Nous sommes arrivés à Quito après 24h de voyage, fatigués, mais tout excités de débuter notre grand voyage, après des mois de préparatifs. Malheureusement nos vélos ont loupés la connexion à Atlanta et nous ne les aurons que 3 jours plus tard : les cartons ont été ouverts par la douane américaine et ont été refermés à la va vite : résultat ils sont arrivés presque ouverts à Quito ! Mais heureusement tout est là et à part quelques éraflures, tout marche (ou roule !).

 En attendant de recevoir nos vélos, nous avons donc fait une visite rapide de la capitale équatorienne : 1ère étape, s’engouffrer dans le téléphérique et monter à 4000m sur les flancs du volcan Pichincha, pour admirer la ville s’étirant dans la vallée à 2800m, dominée au Sud par le volcan Cotopaxi (5997m) couvert de glace. Profitant du beau temps, nous avons poursuivi à pied jusqu’à presque 4400m avant de redescendre en ville pour un bon churasco ! Le churasco  c’est ce qui se fait de mieux en terme de plat copieux en Equateur : du riz, des frites, un steak, 2 œufs sur le plat et une salade tomate-concombre-avocat le tout dans une assiette bien remplie ! On enchaine ensuite par une visite rapide du centre historique, puis il est temps de prendre un taxi pour Tumbaco (à 15 km de Quito) où on nous attend à la casa de ciclistas. Voilà pour une première journée bien remplie ! Surprise : à Quito nous avons vu l’équivalent des vélibs parisiens et même des pistes cyclables !

 La casa de ciclistas de Tumbaco

Santiago et sa femme Ana Lucia sont des passionnés de vélos et en plus ils ont le cœur sur la main : ils accueillent chez eux tous les cyclotouristes de passage et sont heureux de leur procurer multiples conseils ! Un couple d’Allemands qui voyage à vélo depuis plus de deux ans s’y trouve déjà lorsque nous arrivons. Nous plantons notre tente dans le jardin et profitons du calme de Tumbaco pour préparer notre départ. Santiago pratique le VTT et à gagné plusieurs coupes qu’il est fier de nous montrer. Avec sa femme ils revenaient tout juste d’une escapade de 5 jours à vélo dans l’Oriente, la région amazonienne.
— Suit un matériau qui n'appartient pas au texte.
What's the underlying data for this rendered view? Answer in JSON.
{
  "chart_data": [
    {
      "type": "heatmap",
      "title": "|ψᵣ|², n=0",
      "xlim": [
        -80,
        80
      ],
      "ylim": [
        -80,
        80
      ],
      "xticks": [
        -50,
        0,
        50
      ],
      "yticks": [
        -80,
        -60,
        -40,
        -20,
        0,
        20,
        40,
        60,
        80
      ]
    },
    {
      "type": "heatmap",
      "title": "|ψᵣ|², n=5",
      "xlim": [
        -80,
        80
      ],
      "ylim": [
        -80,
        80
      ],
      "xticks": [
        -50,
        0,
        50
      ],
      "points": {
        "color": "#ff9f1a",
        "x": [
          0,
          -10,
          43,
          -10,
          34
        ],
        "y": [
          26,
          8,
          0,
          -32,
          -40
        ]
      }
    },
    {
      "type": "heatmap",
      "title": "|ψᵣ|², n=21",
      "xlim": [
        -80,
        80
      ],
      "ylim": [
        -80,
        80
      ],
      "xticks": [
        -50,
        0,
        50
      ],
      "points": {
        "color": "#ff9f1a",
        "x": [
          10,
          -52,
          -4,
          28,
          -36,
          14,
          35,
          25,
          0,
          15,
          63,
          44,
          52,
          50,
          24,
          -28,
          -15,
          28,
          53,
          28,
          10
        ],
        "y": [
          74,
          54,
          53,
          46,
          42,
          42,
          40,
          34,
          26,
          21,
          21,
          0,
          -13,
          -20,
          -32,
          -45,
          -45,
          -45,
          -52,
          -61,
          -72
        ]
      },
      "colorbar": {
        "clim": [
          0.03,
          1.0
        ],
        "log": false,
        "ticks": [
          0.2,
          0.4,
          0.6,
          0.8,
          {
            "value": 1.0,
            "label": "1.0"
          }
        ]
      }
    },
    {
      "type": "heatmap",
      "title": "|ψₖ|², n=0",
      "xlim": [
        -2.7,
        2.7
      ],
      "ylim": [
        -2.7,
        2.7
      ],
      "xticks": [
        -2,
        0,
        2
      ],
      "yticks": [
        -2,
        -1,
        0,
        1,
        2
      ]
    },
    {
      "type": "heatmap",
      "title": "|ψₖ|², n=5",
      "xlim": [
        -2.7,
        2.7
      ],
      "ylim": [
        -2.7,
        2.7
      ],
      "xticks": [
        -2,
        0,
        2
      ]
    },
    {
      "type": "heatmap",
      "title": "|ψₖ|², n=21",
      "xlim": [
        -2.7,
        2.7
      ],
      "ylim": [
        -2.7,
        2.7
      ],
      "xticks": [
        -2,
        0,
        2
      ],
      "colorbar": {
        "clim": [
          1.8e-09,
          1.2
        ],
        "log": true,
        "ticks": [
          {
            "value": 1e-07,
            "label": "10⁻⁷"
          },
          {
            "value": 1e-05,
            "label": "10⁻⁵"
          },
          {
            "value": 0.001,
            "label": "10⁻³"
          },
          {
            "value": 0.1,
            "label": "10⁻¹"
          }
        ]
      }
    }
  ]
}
Leur rêve, une fois que leurs filles auront terminé leurs études : partir à leur tour pour un long voyage à vélo, jusqu’en Argentine ! Avant de les quitter, nous laissons un petit mot sur leur livre d’or : des pages entières remplies par des cyclotouristes du monde entier… Nous avons alors l’impression de faire enfin notre entrée dans cette grande famille.

 C’est parti ! Tumbaco – Alausi

Nous voilà en ce moment à Alausi, après 320 km et 4800m de dénivelé ! On savait que l’Equateur ne serait pas plat, et nous n’avons pas été déçus : en 8 jours de vélo, nous avons déjà gravi l’équivalent du Mont Blanc !

Les premiers jours ont été assez durs : trafic intense, bruit et pollution des gaz d’échappement, l’altitude et nos premiers cols à 3550 et 3600m, et surtout, c’est la première fois que nous pédalons aussi chargés ! Nous avons décidé de suivre la Panaméricaine jusqu’au Pérou, il s’agit de l’axe Nord – Sud principal du pays, qui passe au niveau de  « l’allée des volcans » : une sorte de vallée au milieu des Andes, on évite ainsi la chaleur de la côte à l’Ouest ou de l’Amazonie à l’Est. Par contre, les 220 premiers km jusqu’à Riobamba ont été assez épuisants : beaucoup de grandes villes, beaucoup de trafic, nous roulons sur la bande d’arrêt d’urgence de routes à 4 ou 6 voies et nous passons même quelques péages à vélo, mais malgré cela la plupart du temps nous nous sentons assez en sécurité. Nous recevons souvent des coups de klaxon ou des signes d’encouragement, et nombreux sont les gens qui viennent nous poser des questions au sujet de nos vélos couchés, car la plupart n’en n’ont jamais vus. Certains pensent même qu’ils ont un petit moteur ! On aimerait bien car les premiers jours on a constamment le vent de face…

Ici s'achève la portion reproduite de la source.